Un omicidio premeditato
Che a uccidere un uomo prestante come Pasolini sia stato un diciassettenne mingherlino, ormai lo crede solo Marco Belpoliti (la Repubblica, 18 dicembre 2022). Nel 2010 sarà Claudio Marincola del Messaggero – un giornalista, e non un magistrato – a raccogliere le testimonianze di chi, in quella notte buia e senza luna, dalle baracche all’idroscalo di Ostia ha potuto, se non assistere, almeno ascoltare.
Nello stesso anno il Reparto investigazioni scientifiche dei Carabinieri ha saputo isolare cinque tracce ematiche sugli abiti indossati da Pasolini. Al dunque, testimonianze e analisi scientifiche convergono nell’indicare che a uccidere lo scrittore non fu Pelosi ma un nutrito commando.
Altro che “lezione al frocio”: fu un omicidio premeditato.
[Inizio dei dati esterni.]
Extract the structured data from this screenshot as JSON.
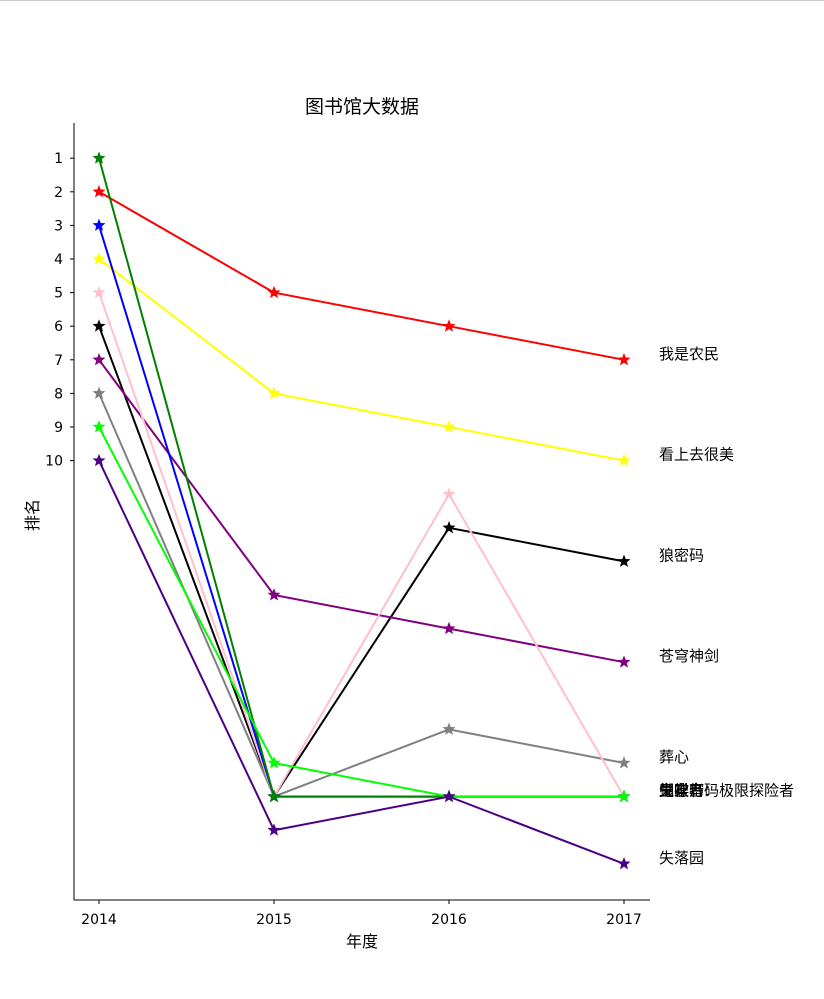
{
  "chart_data": {
    "type": "line",
    "title": "图书馆大数据",
    "xlabel": "年度",
    "ylabel": "排名",
    "x": [
      2014,
      2015,
      2016,
      2017
    ],
    "x_tick_labels": [
      "2014",
      "2015",
      "2016",
      "2017"
    ],
    "y_tick_labels": [
      "1",
      "2",
      "3",
      "4",
      "5",
      "6",
      "7",
      "8",
      "9",
      "10"
    ],
    "y_inverted": true,
    "ylim": [
      0,
      23
    ],
    "grid": false,
    "marker": "star",
    "series": [
      {
        "name": "我是农民",
        "color": "#ff0000",
        "values": [
          2,
          5,
          6,
          7
        ]
      },
      {
        "name": "看上去很美",
        "color": "#ffff00",
        "values": [
          4,
          8,
          9,
          10
        ]
      },
      {
        "name": "狼密码",
        "color": "#000000",
        "values": [
          6,
          20,
          12,
          13
        ]
      },
      {
        "name": "苍穹神剑",
        "color": "#800080",
        "values": [
          7,
          14,
          15,
          16
        ]
      },
      {
        "name": "葬心",
        "color": "#808080",
        "values": [
          8,
          20,
          18,
          19
        ]
      },
      {
        "name": "天堂鸟",
        "color": "#ffc0cb",
        "values": [
          5,
          20,
          11,
          20
        ]
      },
      {
        "name": "蝴蝶密码",
        "color": "#0000ff",
        "values": [
          3,
          20,
          20,
          20
        ]
      },
      {
        "name": "鬼吹灯",
        "color": "#008000",
        "values": [
          1,
          20,
          20,
          20
        ]
      },
      {
        "name": "生存者：极限探险者",
        "color": "#00ff00",
        "values": [
          9,
          19,
          20,
          20
        ]
      },
      {
        "name": "失落园",
        "color": "#4b0082",
        "values": [
          10,
          21,
          20,
          22
        ]
      }
    ]
  }
}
Secondo una informativa del Nucleo investigativo dei Carabinieri (5 giugno 2011) «gli aggressori», si osservi l’uso del plurale, «hanno voluto uccidere deliberatamente Pier Paolo Pasolini poiché le tracce dell’automobile rilevate sul terreno evidenziano inequivocabilmente che il conducente ha puntato il corpo del regista agonizzante a terra accelerando fin dall’inizio della corsa come a voler impattare il corpo dell’uomo al massimo della velocità e della potenza».
A riscontro di quanto già sostenne Sergio Citti, ribadito da David Grieco nel film La macchinazione.
Taci, l’amico ti ascolta
Ma c’è dell’altro: non è vero che Pelosi e Pasolini si incontrarono la prima volta solo qualche ora prima del delitto, come recitano le sentenze del 1976: i due si frequentavano da mesi e molti amici e parenti di entrambi lo sapevano: lo sapeva Nico Naldini, che addirittura glielo presentò (Pasolini a Dario Bellezza: «È amico di Nico»); lo sapeva Ninetto Davoli (Davoli a Pelosi nell’agosto 1975: «A’ Pi’, ’o sai che chi frequenti è un personaggio grosso... mi raccomando, comportate bene»); e lo sapeva Laura Betti, che qualche tempo prima del delitto una testimone ricorda seduta al tavolo di un ristorante con Pasolini e... Pelosi. Trent’anni dopo lo stesso Pelosi ammetterà che “quel signore” lui lo frequentava da luglio («Come ti chiami? Io mi chiamo Pier Paolo»). Altro “dettaglio”: Pasolini si era rivolto alla madre di Pelosi per alcuni lavori di cucito.
Né Naldini né Davoli né Betti né altri, forse per paura, se la sentiranno di smentire la bugia giudiziaria, e tanto meno di contribuire a far luce sul furto alla Technicolor di Roma dei negativi del film Salò usati come esca. L’avessero fatto, oggi non saremmo qui a lamentare, come si legge nella Relazione finale della Commissione parlamentare Antimafia, presentata alla fine dell’anno, le «omissioni particolarmente gravi» negli accertamenti immediati che, subito dopo il delitto Pasolini, «si sarebbero dovuti svolgere».